Dans notre jargon, on appelle cela "faire du moins". N’importe quel salarié de mon entreprise sait ce que veut dire "faire du moins". Combien de fois a-t-il entendu cette expression dans la bouche de son chef, d’un directeur, d’un collègue ? "Faire du moins", c’est diminuer les charges, donc augmenter la productivité, être plus compétitif. Au quotidien, "faire du moins", c’est regrouper des activités, des locaux, du matériel, des véhicules. C’est aussi s’entendre répéter pendant trois ou six mois qu’il y a deux ou trois personnes en trop dans l’équipe de travail à laquelle on appartient. Et c’est se demander avec anxiété pendant trois ou six mois si ça ne va pas vous tomber dessus !
"Faire du moins", c’est une expression qui résume tout, une menace devenue banale. "Faire du moins", c’est un jour un salarié qui prend cela au pied de la lettre, pour lui seul, et qui commet l’irréparable. Il fait moins un. Ce sont des mots qui tuent.
Comme beaucoup de mes collègues, je me sens blessé moi-même par cette vague de suicides. C’est l’exacte sensation, la même que j’avais éprouvée il y a trois ans, quand on m’avait annoncé le décès de mon responsable, retrouvé dans son bureau après avoir pris soin de s’isoler juste avant le week-end pour avaler un cocktail mortel de médicaments et d’alcool. On avait dit qu’il avait des problèmes personnels, mais le fait est là : c’était dans son bureau qu’il avait choisi de mettre fin à ses jours. C’est pourquoi, il ne faut minimiser aucun suicide qui se déroule sur le lieu de travail. Et qui s’allie avec la langue que nous parlons tous : "Faire du moins".
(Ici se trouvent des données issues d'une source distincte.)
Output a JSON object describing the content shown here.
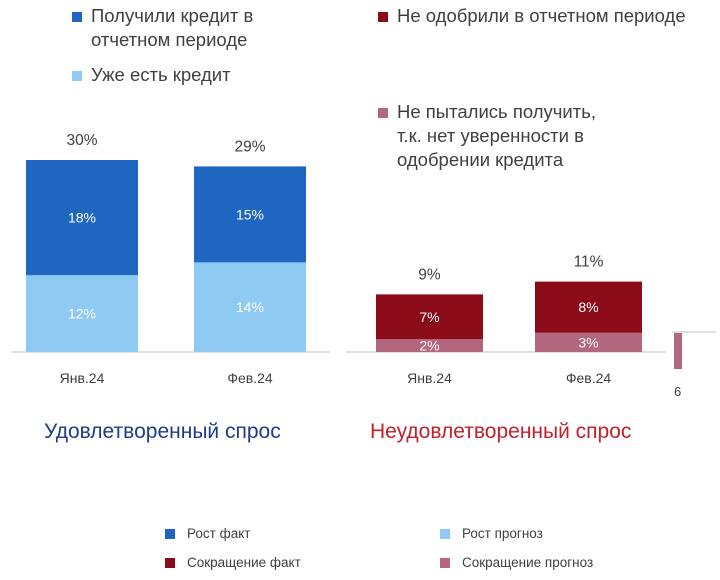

La première de mes passions est le langage. Mes récits se nourrissent de lui mais aussi de mon environnement professionnel. Mon premier roman, Central, paru il y a neuf ans, décrivait l’épopée unique d’une administration qui se transforme en entreprise. C’était du vécu et le langage, déjà, y avait toute sa place : slogans à l’infinitif, phrases sans sujet inspirées par ma direction. Cet effacement du sujet était le signe de l’interchangeabilité des hommes, résumés à de simples fonctions ou métiers. L’entreprise a toujours tenté de dominer le langage pour ses fins propres. Mais les mots ne se laissent pas ordonner facilement et l’expression anodine "faire du moins" est revenue comme un boomerang exprimer une réalité délestée du poids de termes alambiqués et savants, à peine prononcés, déjà obsolètes.
Mes mots à moi vivent à travers mon écriture. Ils débordent au travail aussi. On a récemment créé un espace de détente en face de mon bureau pour les téléopérateurs d’un plateau situé deux étages plus bas. Dans ce lieu tout neuf, j’ai laissé sur une table basse mon dernier livre, un recueil de nouvelles, histoire d’ajouter à la relaxation prévue. Hélas, je ne vois jamais personne y entrer. Sans doute a-t-il été décidé d’une manière unilatérale au sein de notre entreprise surorganisée.
Soyez heureux, relaxez-vous, nous vous l’ordonnons. Mais ça va changer : on nous a promis un dialogue réel. En attendant, je continue mon métier au bureau d'en face, je "fais du moins" pour le mieux et pour le bien de quelques-uns, heureux de retrouver un vrai service public : « "Bonjour, avez-vous des emplois à nous proposer ?" »
(Dernier ouvrage paru, Bestiaire domestique. Édition Fayard, 2 009.)